I was writing the other day about some of the challenges facing Aussie property. Just to be clear, I’m not worried about a ‘crash’ or the ‘bubble bursting’, or any of that rubbish. I just think there are a few factors that could put a cap on the current cycle.
And that’s the thing to be mindful of. Markets move in cycles. And after several years of strong price growth, the chances of slower growth outcomes increases with every passing year.
It’s just a reality.
And as the cycle gets long in the tooth, the opportunities to benefit from immediate market growth get harder to come by. That’s why right now I’m working my existing properties harder, and looking further afield for my next buying opportunities.
And when you think about it in this light, the US market starts to look pretty interesting.
Because the cycle is still young in America. The economy has taken its sweet time to gain traction, and the housing market has dawdled along with it.
But now, that seems to be turning.
And the clearest read on that is in the rental market. Rents are rising quickly (much more quickly than incomes) and now people are worried about an affordability crisis.
The Wall St Journal was running the story:
“Much of the problem is attributable to simple supply and demand. The job market has improved and millennials are entering the labor pool in force, boosting household formation. But in a structural shift for the real-estate market, new households are much more likely to be renters than buyers.
In the first quarter of 2015, the number of U.S. households was up by almost 1.5 million from a year earlier… but the net increase was entirely due to renters, while the number of owner-occupied households fell slightly. That’s broadly been the case since the housing bust, with new household formation consistently coming from renters rather than buyers. The homeownership rate hit a 48-year low, according to estimates published Tuesday by the Commerce Department…”
So there’s a few things I take from this.
The first is that this seems to be what you would expect. At this early stage of the cycle, you’d expect household formation to come from renters.
So when the GFC hit a lot of people moved back in with their parents, or back into share-houses. And young kids who were thinking about moving out decided they’d be much better off staying put.
So for a few years there, household formation went into reverse. The number of US households actually shrunk.
But now that the economy is gaining traction, the younglings finally have the courage to go it alone.
(Or their parents finally have the courage to turf them out of the nest.)
And so the number of households is growing again.
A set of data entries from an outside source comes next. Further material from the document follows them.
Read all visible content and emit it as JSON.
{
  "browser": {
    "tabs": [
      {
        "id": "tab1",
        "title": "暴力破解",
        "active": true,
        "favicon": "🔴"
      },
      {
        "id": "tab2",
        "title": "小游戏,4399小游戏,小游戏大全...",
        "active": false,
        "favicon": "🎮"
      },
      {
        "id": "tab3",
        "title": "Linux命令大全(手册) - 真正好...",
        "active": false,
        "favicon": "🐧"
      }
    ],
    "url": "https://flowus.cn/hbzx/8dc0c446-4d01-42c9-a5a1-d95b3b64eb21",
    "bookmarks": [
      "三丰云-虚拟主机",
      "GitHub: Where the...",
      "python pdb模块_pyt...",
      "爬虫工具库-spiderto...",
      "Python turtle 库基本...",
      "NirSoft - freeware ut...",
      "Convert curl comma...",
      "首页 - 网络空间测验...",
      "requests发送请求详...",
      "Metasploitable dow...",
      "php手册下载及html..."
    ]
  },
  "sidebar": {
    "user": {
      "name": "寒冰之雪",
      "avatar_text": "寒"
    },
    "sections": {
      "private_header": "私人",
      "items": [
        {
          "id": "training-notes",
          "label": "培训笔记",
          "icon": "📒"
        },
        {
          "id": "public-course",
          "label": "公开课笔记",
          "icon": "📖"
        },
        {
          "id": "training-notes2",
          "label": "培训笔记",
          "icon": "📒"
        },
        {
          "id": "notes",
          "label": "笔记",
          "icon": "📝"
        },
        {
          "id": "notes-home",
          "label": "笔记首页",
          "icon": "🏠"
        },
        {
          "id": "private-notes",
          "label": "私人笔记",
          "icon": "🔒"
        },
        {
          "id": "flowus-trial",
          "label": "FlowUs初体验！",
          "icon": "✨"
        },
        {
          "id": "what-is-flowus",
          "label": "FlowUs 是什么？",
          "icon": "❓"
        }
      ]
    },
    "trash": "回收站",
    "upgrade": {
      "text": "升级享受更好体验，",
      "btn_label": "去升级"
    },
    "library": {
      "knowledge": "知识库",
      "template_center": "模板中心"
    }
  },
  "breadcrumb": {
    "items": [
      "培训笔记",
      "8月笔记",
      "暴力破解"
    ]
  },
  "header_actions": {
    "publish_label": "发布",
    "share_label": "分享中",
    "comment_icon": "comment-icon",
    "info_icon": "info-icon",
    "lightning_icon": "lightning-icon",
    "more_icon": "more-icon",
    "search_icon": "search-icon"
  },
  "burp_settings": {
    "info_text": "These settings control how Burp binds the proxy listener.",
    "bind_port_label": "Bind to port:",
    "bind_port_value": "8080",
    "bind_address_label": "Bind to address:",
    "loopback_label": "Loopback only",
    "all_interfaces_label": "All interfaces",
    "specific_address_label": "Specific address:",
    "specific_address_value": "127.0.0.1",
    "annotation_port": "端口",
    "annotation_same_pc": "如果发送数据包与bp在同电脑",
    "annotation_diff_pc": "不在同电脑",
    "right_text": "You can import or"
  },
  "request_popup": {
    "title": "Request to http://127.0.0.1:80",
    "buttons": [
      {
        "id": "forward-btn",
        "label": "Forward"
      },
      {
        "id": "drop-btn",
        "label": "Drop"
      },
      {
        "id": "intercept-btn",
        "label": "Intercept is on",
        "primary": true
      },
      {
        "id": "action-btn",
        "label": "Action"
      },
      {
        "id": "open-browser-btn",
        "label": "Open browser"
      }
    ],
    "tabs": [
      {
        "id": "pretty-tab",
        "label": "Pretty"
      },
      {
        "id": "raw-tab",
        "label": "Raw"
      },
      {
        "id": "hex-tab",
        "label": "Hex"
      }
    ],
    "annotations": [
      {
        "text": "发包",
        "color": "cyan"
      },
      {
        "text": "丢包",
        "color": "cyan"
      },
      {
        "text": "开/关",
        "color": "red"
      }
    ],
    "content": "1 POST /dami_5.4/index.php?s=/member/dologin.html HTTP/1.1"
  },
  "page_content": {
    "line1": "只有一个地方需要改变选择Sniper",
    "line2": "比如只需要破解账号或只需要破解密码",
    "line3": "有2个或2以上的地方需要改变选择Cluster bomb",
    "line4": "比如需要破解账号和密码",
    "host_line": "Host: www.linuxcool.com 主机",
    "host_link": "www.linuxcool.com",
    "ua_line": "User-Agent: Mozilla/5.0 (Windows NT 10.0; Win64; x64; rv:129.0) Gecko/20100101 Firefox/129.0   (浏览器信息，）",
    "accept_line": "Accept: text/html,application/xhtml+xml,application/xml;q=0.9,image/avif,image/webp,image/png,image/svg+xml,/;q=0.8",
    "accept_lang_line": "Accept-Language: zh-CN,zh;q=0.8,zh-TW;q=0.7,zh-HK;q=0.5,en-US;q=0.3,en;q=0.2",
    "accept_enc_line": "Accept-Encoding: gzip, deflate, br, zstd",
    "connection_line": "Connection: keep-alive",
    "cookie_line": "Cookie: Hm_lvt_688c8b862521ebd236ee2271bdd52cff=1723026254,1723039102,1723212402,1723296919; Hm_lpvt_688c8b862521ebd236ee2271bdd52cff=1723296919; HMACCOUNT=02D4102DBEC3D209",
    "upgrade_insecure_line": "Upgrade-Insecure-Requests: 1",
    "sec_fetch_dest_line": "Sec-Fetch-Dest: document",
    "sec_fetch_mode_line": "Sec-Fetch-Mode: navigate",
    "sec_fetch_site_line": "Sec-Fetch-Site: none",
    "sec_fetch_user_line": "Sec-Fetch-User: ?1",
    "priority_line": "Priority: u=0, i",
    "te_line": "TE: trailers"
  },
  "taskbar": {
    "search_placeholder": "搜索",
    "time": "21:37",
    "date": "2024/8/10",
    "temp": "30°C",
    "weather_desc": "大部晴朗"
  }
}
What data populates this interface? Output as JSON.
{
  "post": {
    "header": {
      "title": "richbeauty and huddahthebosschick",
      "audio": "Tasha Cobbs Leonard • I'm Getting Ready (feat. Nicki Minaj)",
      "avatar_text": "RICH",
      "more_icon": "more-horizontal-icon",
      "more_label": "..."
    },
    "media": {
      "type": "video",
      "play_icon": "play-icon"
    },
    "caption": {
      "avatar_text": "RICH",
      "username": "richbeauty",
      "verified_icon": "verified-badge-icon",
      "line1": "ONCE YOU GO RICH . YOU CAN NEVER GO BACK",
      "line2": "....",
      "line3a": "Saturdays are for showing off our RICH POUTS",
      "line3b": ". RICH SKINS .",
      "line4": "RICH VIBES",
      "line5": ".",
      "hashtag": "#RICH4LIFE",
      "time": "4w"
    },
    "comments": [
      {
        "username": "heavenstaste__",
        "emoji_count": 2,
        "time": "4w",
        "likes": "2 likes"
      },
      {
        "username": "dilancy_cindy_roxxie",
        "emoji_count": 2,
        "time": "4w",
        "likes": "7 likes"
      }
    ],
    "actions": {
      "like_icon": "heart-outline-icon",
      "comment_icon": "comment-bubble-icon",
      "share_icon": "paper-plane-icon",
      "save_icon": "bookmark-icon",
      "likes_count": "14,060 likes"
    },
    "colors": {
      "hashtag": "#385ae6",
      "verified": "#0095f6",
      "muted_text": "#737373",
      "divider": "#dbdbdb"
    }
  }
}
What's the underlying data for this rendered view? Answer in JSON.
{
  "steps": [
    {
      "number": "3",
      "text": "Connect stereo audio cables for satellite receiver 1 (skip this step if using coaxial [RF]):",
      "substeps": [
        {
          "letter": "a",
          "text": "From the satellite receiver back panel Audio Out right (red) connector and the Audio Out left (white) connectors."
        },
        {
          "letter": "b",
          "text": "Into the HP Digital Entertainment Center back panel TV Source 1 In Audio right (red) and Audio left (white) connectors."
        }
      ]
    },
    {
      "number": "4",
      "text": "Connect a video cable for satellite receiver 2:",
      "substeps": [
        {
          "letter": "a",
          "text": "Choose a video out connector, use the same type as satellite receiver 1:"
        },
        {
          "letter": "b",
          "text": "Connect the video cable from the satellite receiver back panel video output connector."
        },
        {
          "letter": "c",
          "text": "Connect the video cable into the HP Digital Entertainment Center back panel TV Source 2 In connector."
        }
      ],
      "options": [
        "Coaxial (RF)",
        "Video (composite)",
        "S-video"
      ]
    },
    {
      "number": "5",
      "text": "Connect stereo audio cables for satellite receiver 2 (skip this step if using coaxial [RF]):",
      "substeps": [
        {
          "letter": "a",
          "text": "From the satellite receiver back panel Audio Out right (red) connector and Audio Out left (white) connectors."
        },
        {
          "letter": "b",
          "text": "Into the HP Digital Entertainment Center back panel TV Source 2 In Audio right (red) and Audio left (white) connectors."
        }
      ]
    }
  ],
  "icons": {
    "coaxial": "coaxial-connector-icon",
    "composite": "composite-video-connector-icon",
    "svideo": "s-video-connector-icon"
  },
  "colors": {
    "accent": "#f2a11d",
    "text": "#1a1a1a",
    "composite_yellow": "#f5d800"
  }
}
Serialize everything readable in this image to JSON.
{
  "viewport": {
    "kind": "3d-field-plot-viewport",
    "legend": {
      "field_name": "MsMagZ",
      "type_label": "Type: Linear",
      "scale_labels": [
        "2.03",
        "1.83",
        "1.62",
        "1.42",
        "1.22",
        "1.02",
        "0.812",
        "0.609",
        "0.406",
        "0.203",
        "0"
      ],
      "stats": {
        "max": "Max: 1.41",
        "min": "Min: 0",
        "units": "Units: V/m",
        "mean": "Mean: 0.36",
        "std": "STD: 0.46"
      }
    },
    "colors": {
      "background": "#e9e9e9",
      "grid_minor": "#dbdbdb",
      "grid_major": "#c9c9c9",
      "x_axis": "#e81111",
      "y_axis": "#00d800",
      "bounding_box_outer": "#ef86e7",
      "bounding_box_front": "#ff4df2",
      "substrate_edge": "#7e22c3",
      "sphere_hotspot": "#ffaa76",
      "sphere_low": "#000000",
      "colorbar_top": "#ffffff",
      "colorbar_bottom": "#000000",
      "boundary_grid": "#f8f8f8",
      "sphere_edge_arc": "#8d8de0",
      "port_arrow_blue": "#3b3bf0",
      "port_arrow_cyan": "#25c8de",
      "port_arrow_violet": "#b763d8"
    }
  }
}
Starting with renters. After the renting pool grows, people will get back into buying and the owner-occupier class will rise.
But in the meantime, as all these new people compete for rentals, the rental market gets tighter and tighter. And vacancy rates have fallen to a 30-year low.
And as the rental market tightens, rents start to rise.
And across the country, rents are now 3.5% higher than a year ago. That might not sound like much, but it’s decent in a country where inflation is minimal. And it’s accelerating.
And in some states, it’s much higher. Like in the booming tech states and cities, like San Francisco, San Jose and Denver. Rents in those cities are growing between 5 and 8%.
This is classic cycle stuff.
Because as rents start to rise, two things happen. First, the cost of renting vs the cost of buying starts to even out. And so the people with a deposit do the sums and decide they’re better off buying.
Housing demand grows.
And the increase in rents means that rental yields start to rise.
And that, of course, translates into higher prices.
And so we’re looking at a resurgence in American house prices in some areas. It will be patchy at first, but as the economy strengthens, and the rest of the country comes online, we should see broad-based increases in house prices.
And so there’s an ‘early-buyer’ opportunity here.
House prices are lifting in some areas. Make no mistake about that. But there’s still plenty of bargains to be found.
And that’s the amazing thing about the US right now. In America you can pick properties up for $50K.
I’m not talking deposit. I’m talking in total. $50K!
And with a tighter rental market you’re looking at cashflow of $10K a year.
Do the maths. That’s a 20% yield.
I love Australia, but show me anywhere in the country where you can get those numbers.
So with the Aussie market facing some headwinds, I’m taking the time to do a bit more gold digging in the US.
You just can’t argue with those numbers.
Anyone done well in the US in recent years?